Friday, December 19, 2008

Basic Gardening Tools

Basic Gardening Tools

Beginning gardeners need an understanding of "basic" tools needed to start their hobby of gardening. A breif description of those tools and how they are used.
Our forefathers had to dig with their hands. Any help with the invention of a tool was well appreciated by our forefathers I am very sure. The first “digging tools" were used in primitive times and they were just that, very simple tools used for loosening the soil. It consisted of a stone head lashed to a wooden handle. They were, however, “tools” and made the task of digging easier. The development of our modern tools began from these ancient beginnings.

Catalogs and garden stores stock many different sorts of tools. They have selective uses. The focus will be mainly on the common ones you might use for your requirements, be it a small backyard garden or a truck garden used to supply vegetables for a whole household.

Basic Garden Tools

The basic tools needed for the small garden are a hoe, shovel, and a rake. There are a variety of choices in each of these tools. Try them out at the store get the “feel” of them. They will need to fit you or you will not use them. What may be good for one person may not feel right to another.

Spading Fork
This tool handles an abundance of jobs in the garden. Breaking and turning dense soils and turning compost is a valuable use for the spading fork. The tines in the cheaper brands tend to bend with heavy work. In this instance it would be more desirable to purchase a more expensive, better-constructed fork. In the long run the increased cost would pay off in longevity.

Garden Hoe
The hoe called the square-headed hoe is one of the more common ones used in gardens today. It has a long handle, the blade is flat and is set at a right angle. This is useful for most garden tasks such as weeding or loosening soil. The pointed hoe is useful for cultivating between rows and loosening soil.

Round Point Shovel
Moving dirt from one place to another and digging or scooping makes this particular shovel one of the most popular. A smaller version of the same is called the “garden shovel”. It has a shorter handle and is lighter in weight and is useful for a small person who is not very strong.

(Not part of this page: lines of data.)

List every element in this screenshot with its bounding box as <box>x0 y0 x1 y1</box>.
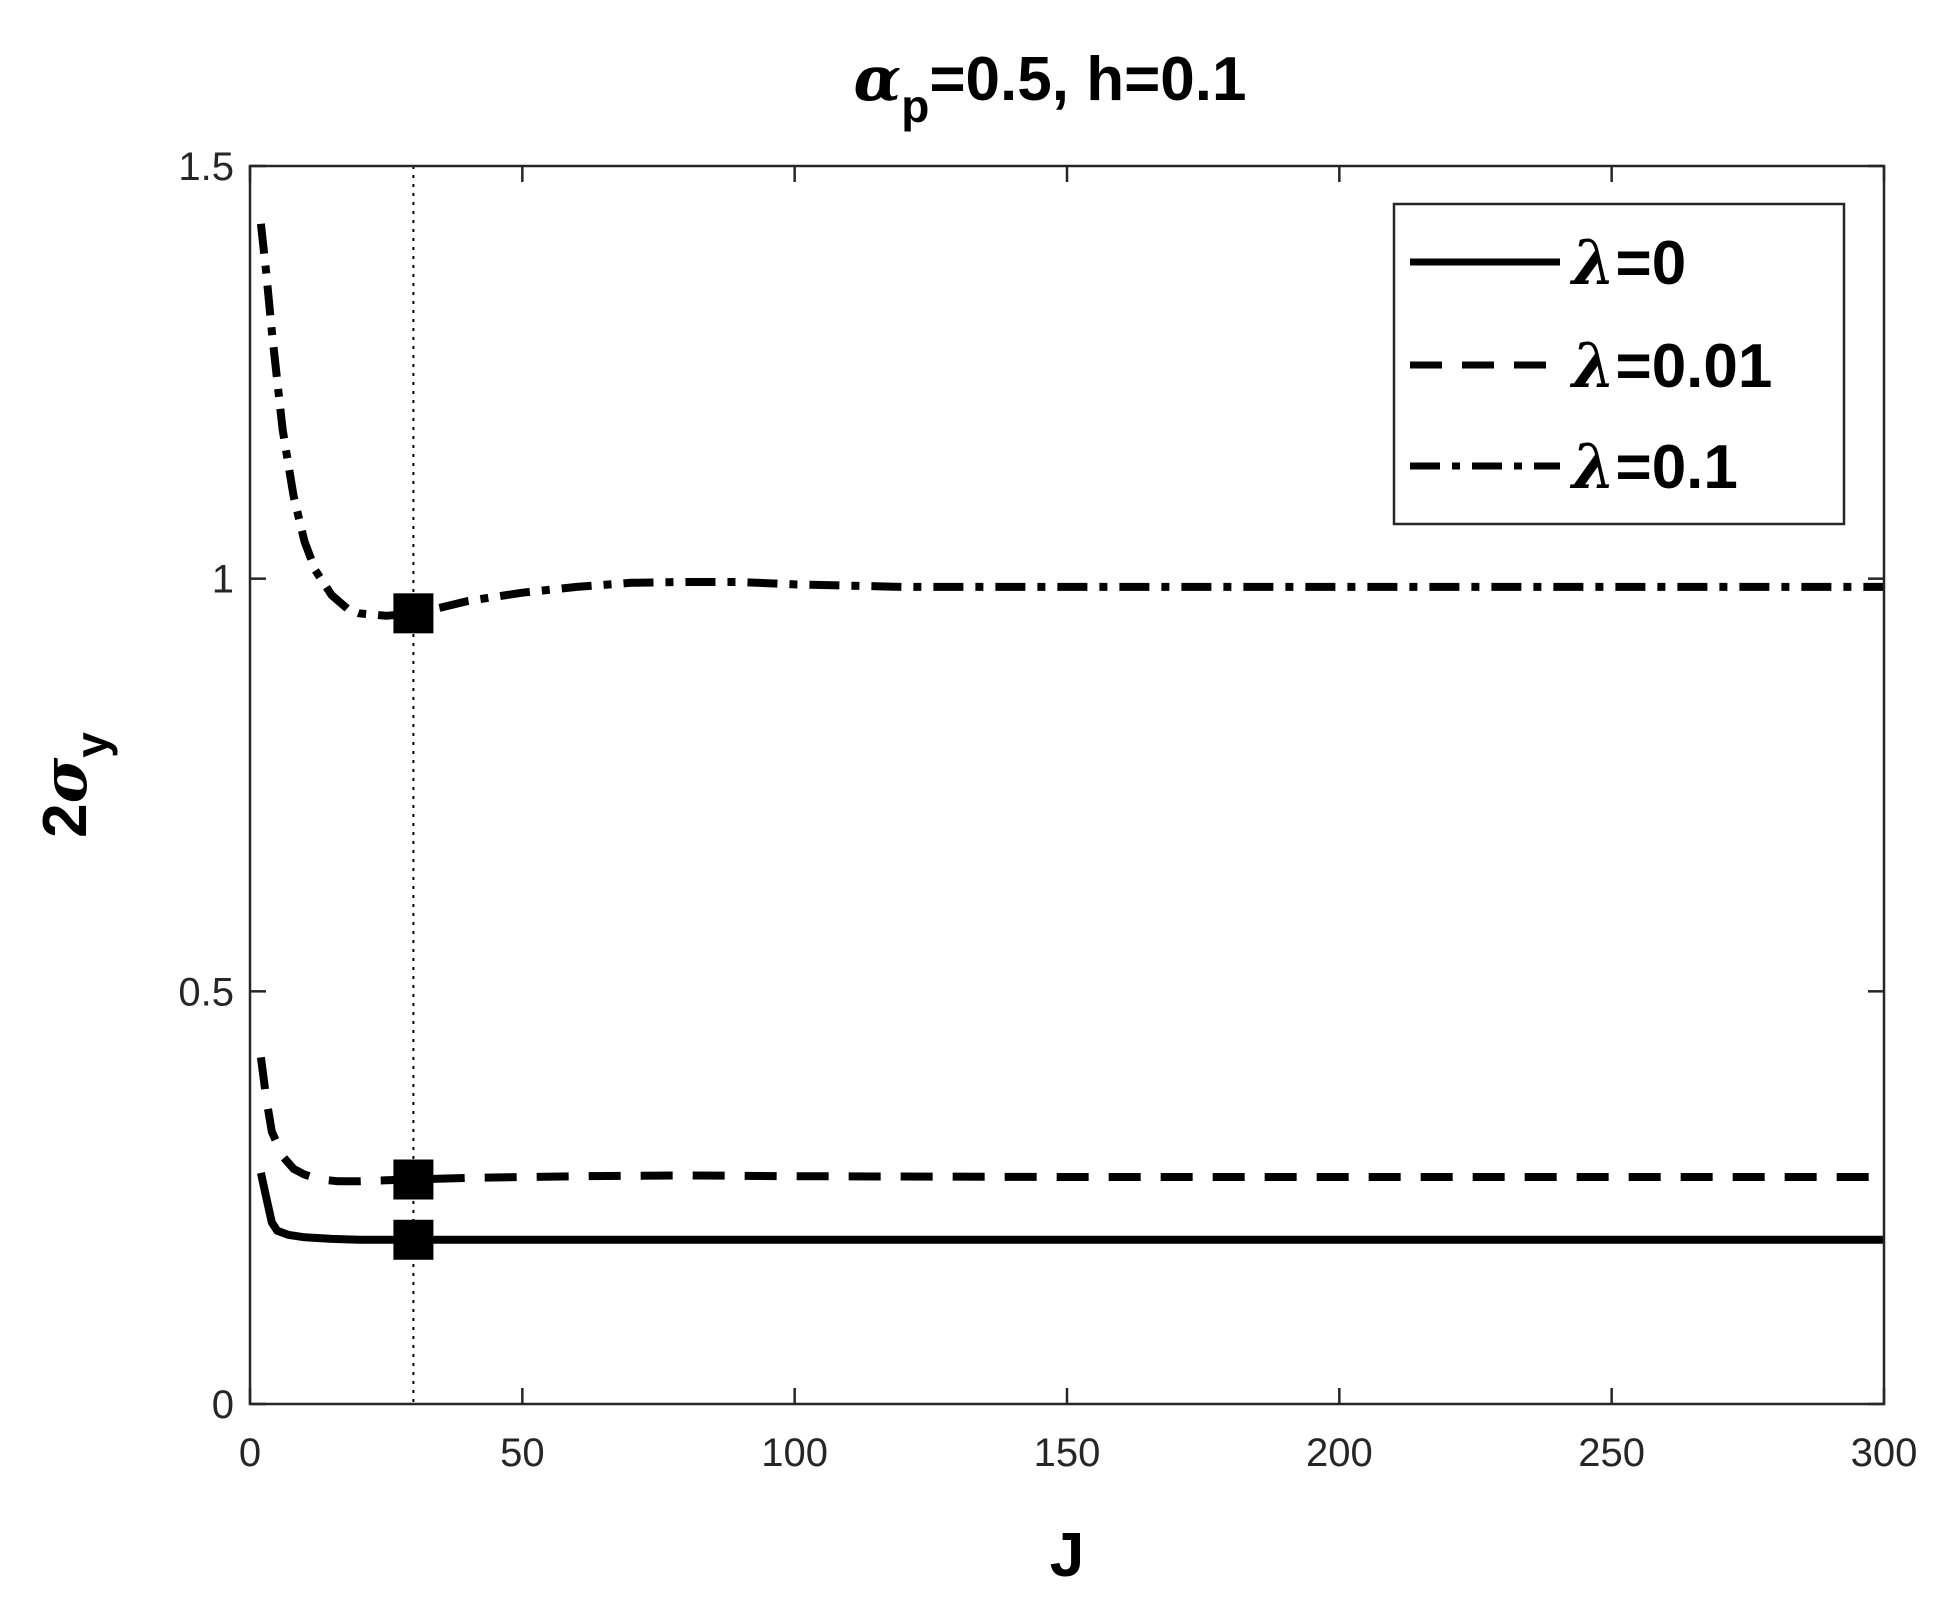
legend-label-lambda-0: λ=0 <box>1569 226 1686 299</box>
series-line-0 <box>256 1172 1884 1244</box>
x-tick-label: 250 <box>1578 1431 1645 1475</box>
legend-rest: =0.01 <box>1615 332 1772 401</box>
x-tick-label: 100 <box>761 1431 828 1475</box>
ylabel-subscript: y <box>66 732 118 758</box>
ylabel-greek-sigma: σ <box>28 757 101 803</box>
title-greek-alpha: α <box>854 42 902 115</box>
title-subscript: p <box>901 80 929 132</box>
square-marker-0 <box>393 1219 434 1260</box>
marker-layer <box>393 593 434 1260</box>
legend-greek-lambda: λ <box>1569 430 1615 503</box>
legend-rest: =0 <box>1615 229 1686 298</box>
ylabel-prefix: 2 <box>31 803 100 837</box>
y-tick-label: 1.5 <box>178 145 234 189</box>
legend-greek-lambda: λ <box>1569 226 1615 299</box>
chart-title: αp=0.5, h=0.1 <box>854 42 1247 132</box>
square-marker-2 <box>393 593 434 634</box>
x-tick-label: 50 <box>500 1431 545 1475</box>
title-rest: =0.5, h=0.1 <box>929 45 1246 114</box>
x-tick-label: 0 <box>239 1431 261 1475</box>
y-axis-label: 2σy <box>28 732 118 838</box>
y-tick-label: 0.5 <box>178 970 234 1014</box>
legend: λ=0 λ=0.01 λ=0.1 <box>1392 202 1846 526</box>
series-line-1 <box>256 1056 1884 1186</box>
legend-label-lambda-0.01: λ=0.01 <box>1569 329 1772 402</box>
x-tick-label: 300 <box>1851 1431 1918 1475</box>
legend-greek-lambda: λ <box>1569 329 1615 402</box>
x-axis-ticks: 0 50 100 150 200 250 300 <box>239 166 1918 1475</box>
y-tick-label: 1 <box>212 558 234 602</box>
y-tick-label: 0 <box>212 1383 234 1427</box>
legend-rest: =0.1 <box>1615 433 1737 502</box>
x-tick-label: 200 <box>1306 1431 1373 1475</box>
square-marker-1 <box>393 1159 434 1200</box>
legend-label-lambda-0.1: λ=0.1 <box>1569 430 1738 503</box>
x-axis-label: J <box>1050 1521 1084 1590</box>
y-axis-ticks: 0 0.5 1 1.5 <box>178 145 1884 1427</box>
x-tick-label: 150 <box>1034 1431 1101 1475</box>
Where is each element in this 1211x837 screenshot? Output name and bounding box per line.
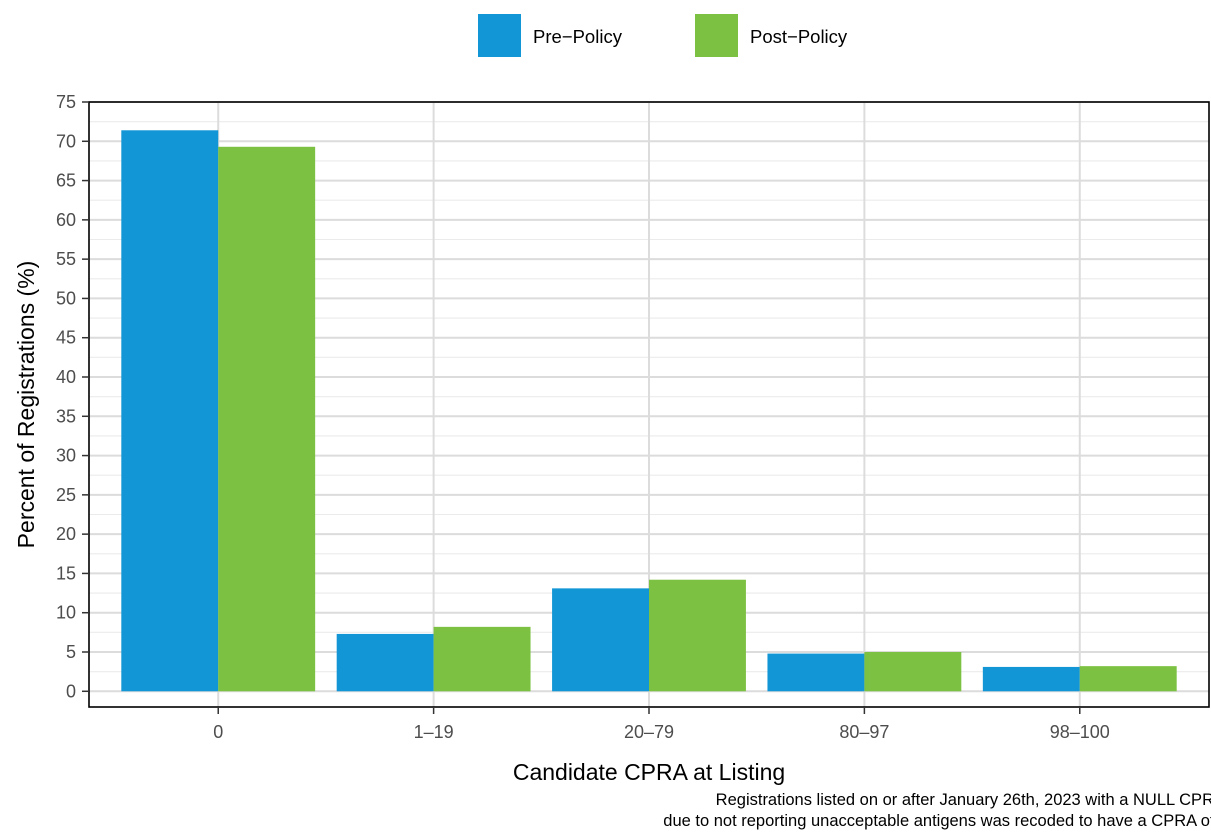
- bar-post-policy: [864, 652, 962, 692]
- y-tick-label: 60: [56, 210, 76, 230]
- bar-pre-policy: [982, 666, 1080, 692]
- x-tick-label: 0: [213, 722, 223, 742]
- x-axis-title: Candidate CPRA at Listing: [513, 759, 785, 785]
- x-axis: 0 1–19 20–79 80–97 98–100: [213, 707, 1110, 742]
- bar-pre-policy: [121, 130, 219, 692]
- legend-label: Pre−Policy: [533, 26, 623, 47]
- legend: Pre−Policy Post−Policy: [478, 14, 848, 57]
- y-tick-label: 50: [56, 288, 76, 308]
- y-axis: 0 5 10 15 20 25 30 35 40 45 50 55 60 65 70 75: [56, 92, 89, 701]
- bar-post-policy: [1079, 666, 1177, 692]
- y-tick-label: 0: [66, 681, 76, 701]
- bar-pre-policy: [336, 633, 434, 692]
- legend-swatch: [695, 14, 738, 57]
- y-tick-label: 70: [56, 131, 76, 151]
- bar-post-policy: [433, 626, 531, 692]
- legend-label: Post−Policy: [750, 26, 848, 47]
- bar-pre-policy: [552, 588, 649, 692]
- y-tick-label: 55: [56, 249, 76, 269]
- y-tick-label: 10: [56, 603, 76, 623]
- legend-swatch: [478, 14, 521, 57]
- y-tick-label: 15: [56, 563, 76, 583]
- y-tick-label: 35: [56, 406, 76, 426]
- caption-line: due to not reporting unacceptable antige…: [663, 812, 1211, 830]
- bar-pre-policy: [767, 653, 865, 692]
- x-tick-label: 1–19: [414, 722, 454, 742]
- x-tick-label: 80–97: [839, 722, 889, 742]
- y-axis-title: Percent of Registrations (%): [13, 261, 39, 549]
- y-tick-label: 65: [56, 171, 76, 191]
- y-tick-label: 40: [56, 367, 76, 387]
- y-tick-label: 45: [56, 328, 76, 348]
- y-tick-label: 20: [56, 524, 76, 544]
- bars: [121, 130, 1177, 692]
- caption-line: Registrations listed on or after January…: [716, 791, 1211, 809]
- bar-post-policy: [218, 146, 316, 692]
- x-tick-label: 20–79: [624, 722, 674, 742]
- x-tick-label: 98–100: [1050, 722, 1110, 742]
- y-tick-label: 25: [56, 485, 76, 505]
- bar-post-policy: [649, 579, 746, 692]
- y-tick-label: 30: [56, 446, 76, 466]
- y-tick-label: 75: [56, 92, 76, 112]
- y-tick-label: 5: [66, 642, 76, 662]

The digging spade has flatter blades than other shovels and does not curve up at the edges. This tool is important for digging deeply and for excavations that require straight edges. Keeping a sharp edge will make your chores much easier. These can be purchased with wooden handles that are replaceable or steel handles.

Bow Rake
The head of this rake can be up to 24 inches wide. It is connected to the handle by steel “bows”, one on each side of the head. Its construction makes it strong enough to work with thick and heavy materials. Rakes are used for leveling and creating furrows.

Consists of curved pointed tines and is used for chopping and pulling in order to remove rooted weeds and break up the hardened ground around plants.

Maintaining your tools
  1. Fill a bucket with sand and add a little motor oil. Pushing the shovel down into the sand both cleans and lubricates.
  2. After each use wipe all metal parts with an oily rag.
  3. Wash your tools after using, especially if moist soil has clung to the tool. Use a mild soap and water. Avoid using sharp instruments to scrape the mud from your tool. Instead use a wire brush.
  4. Never put your tools away wet; they may rust.
  5. Hang your tools. This avoids damaging the edges.

Enjoy your gardening! Remember everyone has to start somewhere. You will learn progressively more about specific tools simply by experience.